Albert: "Tapi sebelum itu pakailah jas ilmuan yang kutemukan diruangan ini, diluar cuaca sangat dingin, sangat berbahaya bagi manusia untuk bertahan disuhu ekstreme ini tanpa pakaian"
Wanita tersebut pun memakai jas ilmuan yang diberikan Albert. Lalu wanita tersebut berjalan perlahan ke arah Albert
Wanita: "Namaku Amanda, saat 7 tahun yang lalu aku berumur 18 tahun. Aku yang tertarik akan dunia masa depan mulai mendaftarkan diri untuk di awetkan didalam kapsul tidur"
Amanda: "Awalnya kukira kapsul tersebut sudah diuji. Namun dibalik pendaftaran tersebut ada sisi gelap dari pemerintah dunia yaitu kelinci percobaan"
Amanda: "Kami yang mendaftar bukan diawetkan, melainkan sebagai kelinci percobaan untuk menguji kapsul tidur tersebut. Aku berkali kali disiksa dipaksa untuk masuk kedalam kapsul tanpa busana"
Amanda: "Setelah aku dipaksa masuk kedalam kapsul aku tidak mengingat apapun. Maaf menganggapmu sebagai ilmuan yang menjadikan aku kelinci percobaan"
Albert: "Menarik Amanda, bukan hanya tubuhmu yang menarik. sepertinya kita berdua akan memecahkan seluruh kejahatan pemerintah dunia HAHAHAHAHA"
Amanda: "Aku berterima kasih jika tubuhku dipuji. Tapi kurasa itu mustahil "

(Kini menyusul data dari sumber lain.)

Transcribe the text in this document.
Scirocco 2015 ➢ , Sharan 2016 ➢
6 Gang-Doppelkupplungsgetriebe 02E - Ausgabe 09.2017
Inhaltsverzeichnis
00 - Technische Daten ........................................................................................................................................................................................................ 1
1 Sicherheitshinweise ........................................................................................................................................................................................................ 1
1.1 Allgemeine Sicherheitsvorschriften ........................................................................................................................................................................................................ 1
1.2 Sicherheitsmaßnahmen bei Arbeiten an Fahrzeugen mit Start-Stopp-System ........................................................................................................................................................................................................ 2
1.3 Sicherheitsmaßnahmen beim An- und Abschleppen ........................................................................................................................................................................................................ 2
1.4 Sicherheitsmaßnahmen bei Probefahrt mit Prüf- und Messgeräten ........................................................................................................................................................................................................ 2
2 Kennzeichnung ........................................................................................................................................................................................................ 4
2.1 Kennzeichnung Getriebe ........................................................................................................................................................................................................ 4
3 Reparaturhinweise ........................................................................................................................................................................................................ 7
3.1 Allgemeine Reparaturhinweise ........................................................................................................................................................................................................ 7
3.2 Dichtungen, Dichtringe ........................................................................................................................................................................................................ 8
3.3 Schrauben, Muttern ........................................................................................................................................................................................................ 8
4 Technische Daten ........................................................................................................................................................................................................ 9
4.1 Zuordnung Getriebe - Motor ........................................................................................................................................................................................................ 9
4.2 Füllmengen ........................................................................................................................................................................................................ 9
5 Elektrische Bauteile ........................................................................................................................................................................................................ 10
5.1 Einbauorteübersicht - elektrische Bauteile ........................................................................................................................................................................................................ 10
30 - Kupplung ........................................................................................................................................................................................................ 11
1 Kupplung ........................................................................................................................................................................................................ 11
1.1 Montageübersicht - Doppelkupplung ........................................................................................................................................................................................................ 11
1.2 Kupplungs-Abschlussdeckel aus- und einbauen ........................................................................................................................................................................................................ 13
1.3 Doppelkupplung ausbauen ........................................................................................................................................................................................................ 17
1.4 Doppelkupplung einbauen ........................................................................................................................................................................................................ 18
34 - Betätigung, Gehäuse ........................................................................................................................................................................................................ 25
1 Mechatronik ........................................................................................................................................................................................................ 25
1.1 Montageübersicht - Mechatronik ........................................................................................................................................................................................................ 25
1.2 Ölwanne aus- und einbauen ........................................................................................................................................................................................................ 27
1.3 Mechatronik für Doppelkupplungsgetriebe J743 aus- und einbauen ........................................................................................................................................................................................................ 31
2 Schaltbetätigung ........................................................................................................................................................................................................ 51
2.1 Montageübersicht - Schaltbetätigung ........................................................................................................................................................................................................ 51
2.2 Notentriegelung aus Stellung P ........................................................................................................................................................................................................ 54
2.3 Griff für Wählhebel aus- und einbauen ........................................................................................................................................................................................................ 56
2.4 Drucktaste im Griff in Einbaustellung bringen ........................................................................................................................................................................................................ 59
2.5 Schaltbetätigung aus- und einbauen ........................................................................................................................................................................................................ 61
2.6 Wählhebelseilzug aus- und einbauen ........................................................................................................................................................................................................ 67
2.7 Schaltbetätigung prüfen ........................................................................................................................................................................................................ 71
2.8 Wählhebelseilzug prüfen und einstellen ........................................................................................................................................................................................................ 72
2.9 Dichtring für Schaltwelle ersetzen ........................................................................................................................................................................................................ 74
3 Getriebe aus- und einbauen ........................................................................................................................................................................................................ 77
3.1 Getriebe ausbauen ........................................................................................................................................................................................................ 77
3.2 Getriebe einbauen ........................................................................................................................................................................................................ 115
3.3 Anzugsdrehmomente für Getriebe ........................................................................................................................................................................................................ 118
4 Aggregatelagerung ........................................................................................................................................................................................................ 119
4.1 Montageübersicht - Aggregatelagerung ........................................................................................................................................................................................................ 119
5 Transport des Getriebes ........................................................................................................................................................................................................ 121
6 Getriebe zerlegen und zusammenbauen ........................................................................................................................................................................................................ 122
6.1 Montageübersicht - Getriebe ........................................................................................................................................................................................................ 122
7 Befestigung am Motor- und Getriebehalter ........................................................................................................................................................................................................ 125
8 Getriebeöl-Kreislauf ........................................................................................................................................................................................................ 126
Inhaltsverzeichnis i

Albert: "Baiklah ayok ikuti aku. Kurasa aku lebih tertarik menjelajahi bangunan ini dibandingkan aku mencari jalan keluar"
...Ditempat Gordon...
Gordon: "Humm besi berkarat seperti ini harusnya kudah dihancurkan dengan tangan"
Gordon terus meninju tembok tersebut namun tembok tersebut tidak dapat hancur karena tembok baja tersebut dapat bertahan dari bom
Gordon: "Percuma saja, kurasa aku harus cepat mencari jalan keluar"
Ia pun terus berjalan sambil memasuki setiap ruangan yang ada untuk mengecek apa yang ada didalam setiap ruangan
Gordon: "Bangunan ini nampak tak asing bagiku. Terus berjalan mungkin akan mengembalikan ingatan tentang bangunan ini mungkin"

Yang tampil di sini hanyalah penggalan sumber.